Documentation for crwlr / crawler (v1.7)

Json

The Json step has three static methods:

  • Json::all() to just extract the whole JSON object
  • Json::get() to cherry pick properties from the JSON object
  • and Json::each() to extract multiple items from the JSON object

Json::all()

use Crwlr\Crawler\HttpCrawler;
use Crwlr\Crawler\Steps\Json;
use Crwlr\Crawler\Steps\Loading\Http;

$crawler = HttpCrawler::make()->withUserAgent('MyCrawler');

$crawler
    ->input('https://www.example.com/json')
    ->addStep(Http::get())
    ->addStep(Json::all());

Json::get()

The Json::get() method works pretty much like the extract method of the Html and Xml steps. Thanks to adbario/php-dot-notation extracting data from JSON documents is really simple.
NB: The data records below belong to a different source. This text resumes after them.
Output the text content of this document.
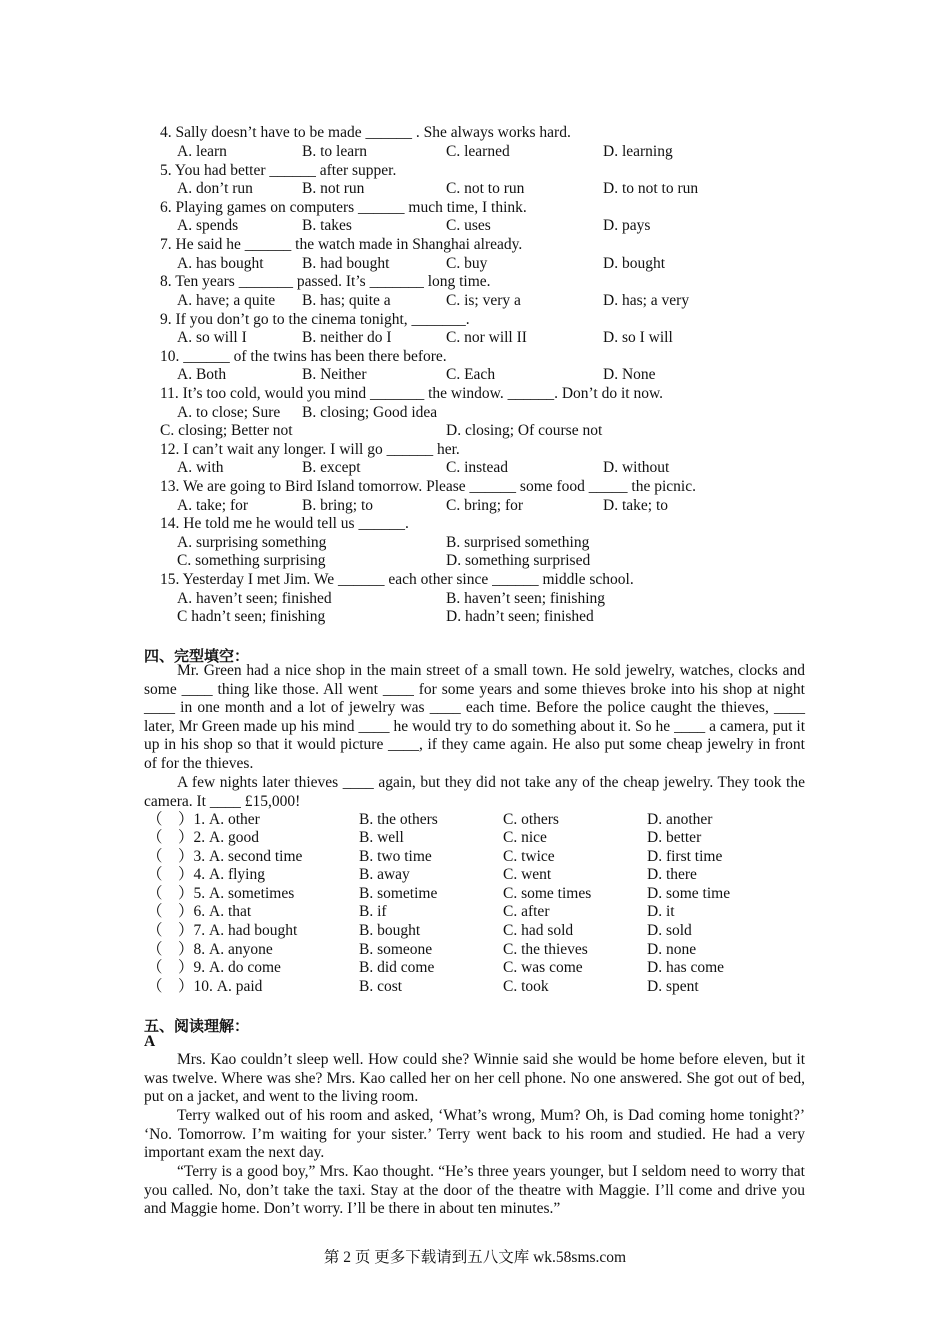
4. Sally doesn’t have to be made ______ . She always works hard.
A. learn	B. to learn	C. learned	D. learning
5. You had better ______ after supper.
A. don’t run	B. not run	C. not to run	D. to not to run
6. Playing games on computers ______ much time, I think.
A. spends	B. takes	C. uses	D. pays
7. He said he ______ the watch made in Shanghai already.
A. has bought B. had bought	C. buy	D. bought
8. Ten years _______ passed. It’s _______ long time.
A. have; a quite B. has; quite a	C. is; very a	D. has; a very
9. If you don’t go to the cinema tonight, _______.
A. so will I	B. neither do I	C. nor will II	D. so I will
10. ______ of the twins has been there before.
A. Both	B. Neither	C. Each	D. None
11. It’s too cold, would you mind _______ the window. ______. Don’t do it now.
A. to close; Sure B. closing; Good idea
C. closing; Better not	D. closing; Of course not
12. I can’t wait any longer. I will go ______ her.
A. with	B. except	C. instead	D. without
13. We are going to Bird Island tomorrow. Please ______ some food _____ the picnic.
A. take; for	B. bring; to	C. bring; for	D. take; to
14. He told me he would tell us ______.
A. surprising something	B. surprised something
C. something surprising	D. something surprised
15. Yesterday I met Jim. We ______ each other since ______ middle school.
A. haven’t seen; finished	B. haven’t seen; finishing
C hadn’t seen; finishing	D. hadn’t seen; finished
四、完型填空：
Mr. Green had a nice shop in the main street of a small town. He sold jewelry, watches, clocks and some ____ thing like those. All went ____ for some years and some thieves broke into his shop at night ____ in one month and a lot of jewelry was ____ each time. Before the police caught the thieves, ____ later, Mr Green made up his mind ____ he would try to do something about it. So he ____ a camera, put it up in his shop so that it would picture ____, if they came again. He also put some cheap jewelry in front of for the thieves.
A few nights later thieves ____ again, but they did not take any of the cheap jewelry. They took the camera. It ____ £15,000!
（　）1. A. other	B. the others	C. others	D. another
（　）2. A. good	B. well	C. nice	D. better
（　）3. A. second time	B. two time	C. twice	D. first time
（　）4. A. flying	B. away	C. went	D. there
（　）5. A. sometimes	B. sometime	C. some times	D. some time
（　）6. A. that	B. if	C. after	D. it
（　）7. A. had bought	B. bought	C. had sold	D. sold
（　）8. A. anyone	B. someone	C. the thieves	D. none
（　）9. A. do come	B. did come	C. was come	D. has come
（　）10. A. paid	B. cost	C. took	D. spent
五、阅读理解：
A
Mrs. Kao couldn’t sleep well. How could she? Winnie said she would be home before eleven, but it was twelve. Where was she? Mrs. Kao called her on her cell phone. No one answered. She got out of bed, put on a jacket, and went to the living room.
Terry walked out of his room and asked, ‘What’s wrong, Mum? Oh, is Dad coming home tonight?’ ‘No. Tomorrow. I’m waiting for your sister.’ Terry went back to his room and studied. He had a very important exam the next day.
“Terry is a good boy,” Mrs. Kao thought. “He’s three years younger, but I seldom need to worry that you called. No, don’t take the taxi. Stay at the door of the theatre with Maggie. I’ll come and drive you and Maggie home. Don’t worry. I’ll be there in about ten minutes.”
第 2 页 更多下载请到五八文库 wk.58sms.com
Given the URL https://www.example.com/json responds with the following JSON:

{
    "data": {
        "something": "yolo",
        "target": {
            "foo": "Lorem ipsum",
            "bar": "dolor sit",
            "array": [
                { "baz": "zero" },
                { "baz": "one" },
                { "baz": "two" }
            ]
        }
    }
}

Cherry-pick your desired properties like this:

use Crwlr\Crawler\HttpCrawler;
use Crwlr\Crawler\Steps\Json;
use Crwlr\Crawler\Steps\Loading\Http;

$crawler = HttpCrawler::make()->withUserAgent('MyCrawler');

$crawler
    ->input('https://www.example.com/json')
    ->addStep(Http::get())
    ->addStep(
        Json::get([
            'foo' => 'data.target.foo',
            'bar' => 'data.target.array.1.baz',
        ])
    );

The output of the JSON step then is:

array(2) {
  ["foo"]=>
  string(11) "Lorem ipsum"
  ["bar"]=>
  string(3) "one"
}

Json::each()

You can also extract multiple items from an array in the JSON object, by using the each method. Let's say the JSON looks like this:

{
    "list": {
        "people": [
            { "name": "Hans Zimmer", "age": { "years": 66 }, "home": "US" },
            { "name": "John Williams", "age": { "years": 92 }, "home": "US" },
            { "name": "Alan Silvestri", "age": { "years": 73 }, "home": "US" }
        ]
    }
}

You can get the names and ages like this:

use Crwlr\Crawler\HttpCrawler;
use Crwlr\Crawler\Steps\Json;
use Crwlr\Crawler\Steps\Loading\Http;

$crawler = HttpCrawler::make()->withUserAgent('MyCrawler');

$crawler
    ->input('https://www.example.com/json')
    ->addStep(Http::get())
    ->addStep(
        Json::each(
            'list.people',
            [ // provide the data mapping as second argument to the each() method.
                'name' => 'name',
                'age' => 'age.years'
            ]  
        )
    );

This yields 3 separate outpus:

array(2) {
  ["name"]=>
  string(11) "Hans Zimmer"
  ["age"]=>
  int(66)
}
array(2) {
  ["name"]=>
  string(13) "John Williams"
  ["age"]=>
  int(92)
}
array(2) {
  ["name"]=>
  string(14) "Alan Silvestri"
  ["age"]=>
  int(73)
}